I had no idea where we were or where we were going. I just followed Mike. He seemed to know the way, dodging and weaving through the park with absolute certainty. I remembered Milton One had told me he’d been studying maps all night.

At first, the choppers didn’t come after us. I think they’d lost sight of us, trying to get away from the exploding plane. But as Mike and I raced through the darkness, I heard the pulsing throb of their rotors growing louder behind us. I looked over my shoulder and saw their powerful spotlights sweeping the night. One of them seemed to have stayed behind with Rose. The other two were looking for us.

“Keep close,” Mike shouted back to me.

I did. He ran along a line of trees, his path tracing the shapes of their shadows. The shifting patches of dark thrown by the tree trunks and the bare branches gave us some cover and Mike made the most of it. All around us, the chopper spotlights swept back and forth over the grass, searching and searching.

But they’d lost us. By the time we reached the edge of the park, the throb of the rotors was growing dimmer as the choppers headed off over the trees in the wrong direction.
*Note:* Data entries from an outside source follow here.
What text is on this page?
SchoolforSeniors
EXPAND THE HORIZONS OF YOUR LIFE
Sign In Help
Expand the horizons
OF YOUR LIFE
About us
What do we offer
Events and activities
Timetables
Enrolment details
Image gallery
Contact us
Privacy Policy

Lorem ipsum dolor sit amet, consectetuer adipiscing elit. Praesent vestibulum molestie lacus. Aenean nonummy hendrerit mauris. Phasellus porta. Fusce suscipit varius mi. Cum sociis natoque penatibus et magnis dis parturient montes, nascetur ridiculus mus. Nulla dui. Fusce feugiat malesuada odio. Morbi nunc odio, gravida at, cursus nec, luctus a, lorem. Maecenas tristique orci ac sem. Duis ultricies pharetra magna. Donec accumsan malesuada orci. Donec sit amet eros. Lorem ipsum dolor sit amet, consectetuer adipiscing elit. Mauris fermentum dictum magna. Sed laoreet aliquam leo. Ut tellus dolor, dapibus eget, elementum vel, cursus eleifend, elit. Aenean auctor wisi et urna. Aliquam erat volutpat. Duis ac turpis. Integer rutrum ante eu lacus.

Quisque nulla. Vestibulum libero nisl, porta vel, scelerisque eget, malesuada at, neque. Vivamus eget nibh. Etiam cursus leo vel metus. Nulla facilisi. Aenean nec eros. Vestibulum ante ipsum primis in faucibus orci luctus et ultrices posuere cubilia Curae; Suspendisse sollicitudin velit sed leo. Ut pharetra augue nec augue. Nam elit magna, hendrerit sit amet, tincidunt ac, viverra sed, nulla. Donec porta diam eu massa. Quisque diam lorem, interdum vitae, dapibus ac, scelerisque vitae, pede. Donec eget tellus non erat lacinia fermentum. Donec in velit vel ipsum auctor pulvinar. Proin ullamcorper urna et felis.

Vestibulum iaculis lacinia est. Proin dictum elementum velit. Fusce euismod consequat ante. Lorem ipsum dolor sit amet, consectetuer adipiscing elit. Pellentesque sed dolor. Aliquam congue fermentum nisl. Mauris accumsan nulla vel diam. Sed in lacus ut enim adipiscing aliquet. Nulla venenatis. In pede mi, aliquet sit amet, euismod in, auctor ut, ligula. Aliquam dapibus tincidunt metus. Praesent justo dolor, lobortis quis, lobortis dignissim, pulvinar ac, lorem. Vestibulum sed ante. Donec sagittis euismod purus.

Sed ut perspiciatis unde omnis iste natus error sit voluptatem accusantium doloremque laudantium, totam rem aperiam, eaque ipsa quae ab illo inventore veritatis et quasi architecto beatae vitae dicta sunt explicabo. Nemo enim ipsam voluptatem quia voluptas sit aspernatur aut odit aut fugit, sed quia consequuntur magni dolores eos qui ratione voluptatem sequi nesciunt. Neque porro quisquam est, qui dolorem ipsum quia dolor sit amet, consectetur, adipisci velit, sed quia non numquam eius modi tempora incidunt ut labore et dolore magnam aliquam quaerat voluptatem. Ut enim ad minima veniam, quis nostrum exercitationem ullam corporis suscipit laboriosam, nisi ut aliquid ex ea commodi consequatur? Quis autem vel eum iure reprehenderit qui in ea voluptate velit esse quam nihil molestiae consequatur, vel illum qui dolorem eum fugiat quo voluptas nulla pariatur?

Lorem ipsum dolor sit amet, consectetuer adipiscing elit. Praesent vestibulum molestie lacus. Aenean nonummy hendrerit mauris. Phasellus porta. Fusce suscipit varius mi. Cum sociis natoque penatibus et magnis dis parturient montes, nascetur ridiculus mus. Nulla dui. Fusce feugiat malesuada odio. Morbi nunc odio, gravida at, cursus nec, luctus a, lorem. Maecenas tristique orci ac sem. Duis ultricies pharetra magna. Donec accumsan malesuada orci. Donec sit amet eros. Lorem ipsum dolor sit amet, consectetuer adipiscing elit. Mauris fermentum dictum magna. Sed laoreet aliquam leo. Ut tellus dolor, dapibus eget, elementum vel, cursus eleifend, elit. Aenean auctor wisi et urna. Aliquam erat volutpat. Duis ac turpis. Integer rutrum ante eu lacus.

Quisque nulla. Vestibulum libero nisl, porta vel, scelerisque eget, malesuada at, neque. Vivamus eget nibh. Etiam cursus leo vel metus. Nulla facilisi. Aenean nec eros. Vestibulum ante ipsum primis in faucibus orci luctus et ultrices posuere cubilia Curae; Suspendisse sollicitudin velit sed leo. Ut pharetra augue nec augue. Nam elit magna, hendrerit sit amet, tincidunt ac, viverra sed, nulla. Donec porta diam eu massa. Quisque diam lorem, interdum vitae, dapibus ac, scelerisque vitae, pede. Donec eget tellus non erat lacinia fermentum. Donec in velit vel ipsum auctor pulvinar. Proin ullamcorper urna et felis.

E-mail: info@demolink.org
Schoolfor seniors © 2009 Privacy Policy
Following Mike, I stepped off the soft grass onto hard pavement. And I stopped. Mike was there, standing at the edge of the sidewalk. I followed his gaze, looked up and saw tall buildings standing black against the night. Their windows were broken and lightless. They seemed abandoned.

Mike slapped my shoulder and gestured with his head. He started running again. I went after him.

We wove down these dark, abandoned streets. There were no people anywhere. It seemed the city-or the borough-wherever we were-was completely empty.

Then we turned a corner-and suddenly there the people were. On a broad brightly lit boulevard, a large crowd moved in a steady line past stores and under streetlamps. There were police everywhere, too, standing on the outskirts of the crowd, scanning the people closely as they passed.

Mike and I stood on the corner of a shadowy side street. He swiped at his face with his hands, trying to use his own sweat to wash the grime off his cheeks, trying to make himself look as normal as possible. I did the same.

When he was done, Mike gave a quick tug at my elbow and started moving again. I followed him.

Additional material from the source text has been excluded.